What was once the world’s largest Bitcoin exchange, Mt. Gox, appeared near collapse this week, the latest symbol of the woes facing early players in the world of virtual currencies.
Mt. Gox, based in Tokyo, has had a rough ride lately. A few days after cutting off withdrawals for customers, Mt. Gox said Monday that its problems were a result of a more fundamental flaw in the computer program that underlies Bitcoin.
That news touched off a sell-off in virtual currency markets Monday, briefly leading to a swoon of more than 20 percent in the price of Bitcoin, to $535. The price recovered somewhat after developers and researchers in the Bitcoin community said the problems were less an indication of flaws in the currency than of bad decisions at Mt. Gox.
“This just confirms what everyone in the Bitcoin community has known for a while: Don’t use Mt. Gox,” said Sarah Meiklejohn, a graduate student at the University of California, San Diego who studies virtual currencies.
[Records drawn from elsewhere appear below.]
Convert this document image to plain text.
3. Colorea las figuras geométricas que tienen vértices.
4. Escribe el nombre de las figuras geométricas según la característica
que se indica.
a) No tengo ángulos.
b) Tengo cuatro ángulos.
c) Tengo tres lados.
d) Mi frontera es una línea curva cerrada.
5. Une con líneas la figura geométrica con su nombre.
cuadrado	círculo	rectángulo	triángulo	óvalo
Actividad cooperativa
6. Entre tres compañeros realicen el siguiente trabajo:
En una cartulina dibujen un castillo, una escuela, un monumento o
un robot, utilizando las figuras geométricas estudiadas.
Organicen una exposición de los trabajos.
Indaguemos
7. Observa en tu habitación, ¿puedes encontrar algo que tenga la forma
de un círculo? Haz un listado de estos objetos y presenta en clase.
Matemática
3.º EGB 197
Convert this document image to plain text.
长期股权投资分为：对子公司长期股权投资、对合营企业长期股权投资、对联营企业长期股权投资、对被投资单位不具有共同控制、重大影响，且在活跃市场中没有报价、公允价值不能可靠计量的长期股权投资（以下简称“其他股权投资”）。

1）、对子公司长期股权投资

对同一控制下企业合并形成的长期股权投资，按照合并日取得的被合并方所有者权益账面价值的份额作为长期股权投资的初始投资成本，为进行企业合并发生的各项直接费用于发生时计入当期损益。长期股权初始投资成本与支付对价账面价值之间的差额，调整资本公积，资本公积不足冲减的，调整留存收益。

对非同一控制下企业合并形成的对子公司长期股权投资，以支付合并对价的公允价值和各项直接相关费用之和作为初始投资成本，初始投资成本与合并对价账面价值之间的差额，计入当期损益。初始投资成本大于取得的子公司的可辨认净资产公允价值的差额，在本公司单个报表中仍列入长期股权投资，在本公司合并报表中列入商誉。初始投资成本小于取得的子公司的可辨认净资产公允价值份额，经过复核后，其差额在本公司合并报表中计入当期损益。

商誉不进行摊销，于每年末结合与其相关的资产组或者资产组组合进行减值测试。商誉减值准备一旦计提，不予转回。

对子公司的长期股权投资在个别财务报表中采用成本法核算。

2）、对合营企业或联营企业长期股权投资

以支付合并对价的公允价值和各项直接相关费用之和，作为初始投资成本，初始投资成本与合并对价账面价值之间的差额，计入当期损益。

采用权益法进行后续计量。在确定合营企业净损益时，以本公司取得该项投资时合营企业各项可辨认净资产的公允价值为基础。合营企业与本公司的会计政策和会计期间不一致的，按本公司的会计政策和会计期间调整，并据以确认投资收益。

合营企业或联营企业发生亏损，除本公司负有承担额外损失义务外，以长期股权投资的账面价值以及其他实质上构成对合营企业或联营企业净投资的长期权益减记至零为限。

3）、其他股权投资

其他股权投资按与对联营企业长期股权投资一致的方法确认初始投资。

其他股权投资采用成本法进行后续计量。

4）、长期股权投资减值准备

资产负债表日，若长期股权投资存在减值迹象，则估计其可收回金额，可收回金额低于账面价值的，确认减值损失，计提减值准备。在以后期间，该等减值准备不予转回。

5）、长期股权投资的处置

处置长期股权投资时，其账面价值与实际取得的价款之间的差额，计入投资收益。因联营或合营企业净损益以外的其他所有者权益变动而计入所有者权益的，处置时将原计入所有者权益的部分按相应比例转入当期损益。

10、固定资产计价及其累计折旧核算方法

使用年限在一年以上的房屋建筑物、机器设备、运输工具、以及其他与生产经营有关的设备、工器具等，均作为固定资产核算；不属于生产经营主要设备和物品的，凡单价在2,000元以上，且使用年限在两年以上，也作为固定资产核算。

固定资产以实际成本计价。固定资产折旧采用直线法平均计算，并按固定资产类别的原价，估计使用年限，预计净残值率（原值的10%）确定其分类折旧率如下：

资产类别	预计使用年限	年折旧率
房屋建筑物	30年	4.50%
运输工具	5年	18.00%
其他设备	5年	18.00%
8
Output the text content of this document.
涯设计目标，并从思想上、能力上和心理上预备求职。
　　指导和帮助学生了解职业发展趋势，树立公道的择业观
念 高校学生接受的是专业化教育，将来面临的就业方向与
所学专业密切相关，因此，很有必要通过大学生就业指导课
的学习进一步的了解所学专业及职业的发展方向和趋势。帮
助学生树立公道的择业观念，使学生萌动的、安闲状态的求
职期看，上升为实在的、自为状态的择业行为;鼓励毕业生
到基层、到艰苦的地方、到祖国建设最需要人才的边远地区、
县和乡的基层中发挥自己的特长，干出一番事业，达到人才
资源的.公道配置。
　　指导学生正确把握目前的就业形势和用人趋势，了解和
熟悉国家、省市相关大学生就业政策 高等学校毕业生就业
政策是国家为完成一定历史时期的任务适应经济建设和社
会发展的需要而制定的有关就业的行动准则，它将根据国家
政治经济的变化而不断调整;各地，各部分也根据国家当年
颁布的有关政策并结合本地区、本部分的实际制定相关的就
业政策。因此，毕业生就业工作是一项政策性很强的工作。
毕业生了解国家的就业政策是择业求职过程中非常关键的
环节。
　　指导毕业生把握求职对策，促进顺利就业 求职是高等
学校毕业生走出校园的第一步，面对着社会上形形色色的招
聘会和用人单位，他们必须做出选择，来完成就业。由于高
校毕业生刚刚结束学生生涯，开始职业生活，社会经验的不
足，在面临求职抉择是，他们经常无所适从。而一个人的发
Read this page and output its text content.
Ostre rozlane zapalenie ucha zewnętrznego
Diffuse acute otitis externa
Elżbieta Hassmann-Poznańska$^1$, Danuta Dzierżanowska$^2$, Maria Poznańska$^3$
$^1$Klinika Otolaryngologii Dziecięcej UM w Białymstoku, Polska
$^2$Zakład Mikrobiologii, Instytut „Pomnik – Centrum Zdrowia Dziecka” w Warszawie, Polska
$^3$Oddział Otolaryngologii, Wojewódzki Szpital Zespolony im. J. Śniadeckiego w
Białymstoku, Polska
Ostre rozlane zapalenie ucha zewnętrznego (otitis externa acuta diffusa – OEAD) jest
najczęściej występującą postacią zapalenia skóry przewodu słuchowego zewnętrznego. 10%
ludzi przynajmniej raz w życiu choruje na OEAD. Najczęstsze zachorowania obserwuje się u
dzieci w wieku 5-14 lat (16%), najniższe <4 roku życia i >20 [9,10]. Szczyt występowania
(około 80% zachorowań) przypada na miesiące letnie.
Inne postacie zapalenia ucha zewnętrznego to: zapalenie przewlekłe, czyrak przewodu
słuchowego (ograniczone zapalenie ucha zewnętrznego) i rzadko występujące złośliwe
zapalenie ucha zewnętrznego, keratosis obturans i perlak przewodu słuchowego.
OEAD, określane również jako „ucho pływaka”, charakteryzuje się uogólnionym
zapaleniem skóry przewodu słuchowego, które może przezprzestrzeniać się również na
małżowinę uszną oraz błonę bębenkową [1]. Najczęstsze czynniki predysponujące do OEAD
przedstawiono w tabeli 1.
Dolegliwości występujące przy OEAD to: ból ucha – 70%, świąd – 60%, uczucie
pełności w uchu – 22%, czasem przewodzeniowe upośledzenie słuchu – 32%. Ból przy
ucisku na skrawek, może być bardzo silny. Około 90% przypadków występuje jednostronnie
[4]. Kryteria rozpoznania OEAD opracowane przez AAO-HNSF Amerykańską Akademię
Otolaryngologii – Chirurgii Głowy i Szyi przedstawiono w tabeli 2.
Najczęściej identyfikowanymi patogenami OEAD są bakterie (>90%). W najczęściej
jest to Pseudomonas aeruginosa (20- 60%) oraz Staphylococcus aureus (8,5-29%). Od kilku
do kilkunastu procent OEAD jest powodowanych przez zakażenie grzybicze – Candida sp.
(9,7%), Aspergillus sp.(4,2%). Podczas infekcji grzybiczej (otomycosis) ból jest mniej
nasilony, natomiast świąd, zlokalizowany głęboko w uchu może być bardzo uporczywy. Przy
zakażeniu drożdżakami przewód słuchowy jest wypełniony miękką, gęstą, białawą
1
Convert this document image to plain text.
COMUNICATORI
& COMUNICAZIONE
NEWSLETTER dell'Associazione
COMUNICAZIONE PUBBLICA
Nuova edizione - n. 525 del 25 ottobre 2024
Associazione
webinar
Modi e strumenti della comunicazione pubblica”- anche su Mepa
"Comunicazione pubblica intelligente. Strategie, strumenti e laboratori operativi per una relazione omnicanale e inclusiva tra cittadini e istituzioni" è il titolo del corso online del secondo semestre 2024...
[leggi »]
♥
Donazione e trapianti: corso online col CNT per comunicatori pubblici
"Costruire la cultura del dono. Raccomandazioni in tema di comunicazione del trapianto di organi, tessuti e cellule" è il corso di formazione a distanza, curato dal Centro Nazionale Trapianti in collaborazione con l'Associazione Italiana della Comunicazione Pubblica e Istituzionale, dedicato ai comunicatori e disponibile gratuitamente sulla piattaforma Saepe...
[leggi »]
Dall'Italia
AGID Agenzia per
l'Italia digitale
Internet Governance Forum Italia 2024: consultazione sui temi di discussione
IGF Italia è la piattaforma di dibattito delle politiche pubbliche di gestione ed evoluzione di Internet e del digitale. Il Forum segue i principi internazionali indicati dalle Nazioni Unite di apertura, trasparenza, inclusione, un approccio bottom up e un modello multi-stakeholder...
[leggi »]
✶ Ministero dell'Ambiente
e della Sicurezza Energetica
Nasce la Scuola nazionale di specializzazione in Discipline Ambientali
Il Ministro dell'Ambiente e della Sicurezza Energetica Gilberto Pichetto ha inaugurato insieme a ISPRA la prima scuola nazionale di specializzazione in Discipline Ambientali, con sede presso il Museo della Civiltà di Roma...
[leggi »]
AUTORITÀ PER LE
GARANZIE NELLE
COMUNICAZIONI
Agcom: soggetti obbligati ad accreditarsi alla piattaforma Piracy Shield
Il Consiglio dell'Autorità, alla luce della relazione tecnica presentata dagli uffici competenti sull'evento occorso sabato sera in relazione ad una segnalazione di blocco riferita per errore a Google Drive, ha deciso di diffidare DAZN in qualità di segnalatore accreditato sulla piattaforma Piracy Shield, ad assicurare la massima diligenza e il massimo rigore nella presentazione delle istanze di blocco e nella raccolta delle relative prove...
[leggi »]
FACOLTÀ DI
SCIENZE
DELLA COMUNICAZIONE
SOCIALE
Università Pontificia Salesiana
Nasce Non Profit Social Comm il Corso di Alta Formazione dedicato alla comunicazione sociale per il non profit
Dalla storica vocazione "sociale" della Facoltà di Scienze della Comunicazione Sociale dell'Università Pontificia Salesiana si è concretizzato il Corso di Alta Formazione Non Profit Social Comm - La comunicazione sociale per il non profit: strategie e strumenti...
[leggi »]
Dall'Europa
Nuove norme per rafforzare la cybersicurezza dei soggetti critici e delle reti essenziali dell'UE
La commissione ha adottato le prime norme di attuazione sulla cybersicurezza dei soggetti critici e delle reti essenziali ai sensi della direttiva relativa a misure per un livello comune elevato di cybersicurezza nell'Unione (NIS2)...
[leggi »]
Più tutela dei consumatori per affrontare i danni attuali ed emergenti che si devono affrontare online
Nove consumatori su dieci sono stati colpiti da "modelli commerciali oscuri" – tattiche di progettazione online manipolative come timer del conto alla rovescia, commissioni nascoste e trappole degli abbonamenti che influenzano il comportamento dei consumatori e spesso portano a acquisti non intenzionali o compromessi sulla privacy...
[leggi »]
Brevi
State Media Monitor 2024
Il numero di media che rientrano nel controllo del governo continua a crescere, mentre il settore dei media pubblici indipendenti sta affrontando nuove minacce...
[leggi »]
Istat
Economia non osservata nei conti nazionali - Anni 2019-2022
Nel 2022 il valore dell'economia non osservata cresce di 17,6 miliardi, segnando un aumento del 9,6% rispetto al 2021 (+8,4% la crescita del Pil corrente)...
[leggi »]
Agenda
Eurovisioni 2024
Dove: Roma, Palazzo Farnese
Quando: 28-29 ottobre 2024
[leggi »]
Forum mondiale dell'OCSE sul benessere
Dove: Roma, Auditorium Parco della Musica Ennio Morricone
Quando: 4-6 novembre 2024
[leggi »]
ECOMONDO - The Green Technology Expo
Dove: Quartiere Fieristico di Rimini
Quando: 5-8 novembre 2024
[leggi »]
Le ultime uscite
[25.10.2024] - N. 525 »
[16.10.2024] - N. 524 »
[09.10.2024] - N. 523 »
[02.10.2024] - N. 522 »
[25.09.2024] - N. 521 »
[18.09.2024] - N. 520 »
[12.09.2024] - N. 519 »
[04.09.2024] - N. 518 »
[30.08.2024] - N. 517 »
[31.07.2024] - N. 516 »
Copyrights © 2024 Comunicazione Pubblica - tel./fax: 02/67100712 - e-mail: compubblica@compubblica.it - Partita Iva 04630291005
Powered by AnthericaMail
Mt. Gox is not the only early leader in the virtual currency world to stumble as Bitcoin has grown more popular. Charles Shrem, a founder of one of the most popular early Bitcoin websites, BitInstant, was arrested in late January and accused of helping people make drug purchases with bitcoins.
Edward Felten, a professor at Princeton University who has studied Bitcoin, said, “We’re seeing a shakeout where the companies that are weaker in terms of management and technical execution are being weeded out.”
At the same time, Bitcoin developers did acknowledge that weaknesses remained in the currency’s underlying protocol.
“This is a good reminder that Bitcoin is still young and experimental,” the lead developer at the Bitcoin Foundation, Gavin Andresen, said Monday.
Bitcoin has drawn many fans because it runs according to computer code, and is thus theoretically immune to human error. Some critics, though, have long said that computer code can be susceptible to flaws or manipulation.
The recent big movements in the price of Bitcoin seem to be driven largely by the turmoil at Mt. Gox. Last week, a growing number of customers were complaining about their inability to withdraw money from their Mt. Gox accounts.
Friday, the company stopped any further withdrawals.
Mt. Gox’s contentions about the Bitcoin code were taken seriously Monday because they raised basic questions about the soundness of the currency.
From the creation of Bitcoin in 2009, one of the most important and vaunted features of its protocol was its ability to prevent the same coins from being moved to two different places at the same time. In its announcement Monday, Mt. Gox said that a bug in the Bitcoin software made it possible for someone to use the Bitcoin network to alter transaction details to make it appear that a bitcoin transfer had not taken place when, in fact, it had.
The company said: “We have discussed this solution with the Bitcoin core developers and will allow bitcoin withdrawals again once it has been approved and standardized.”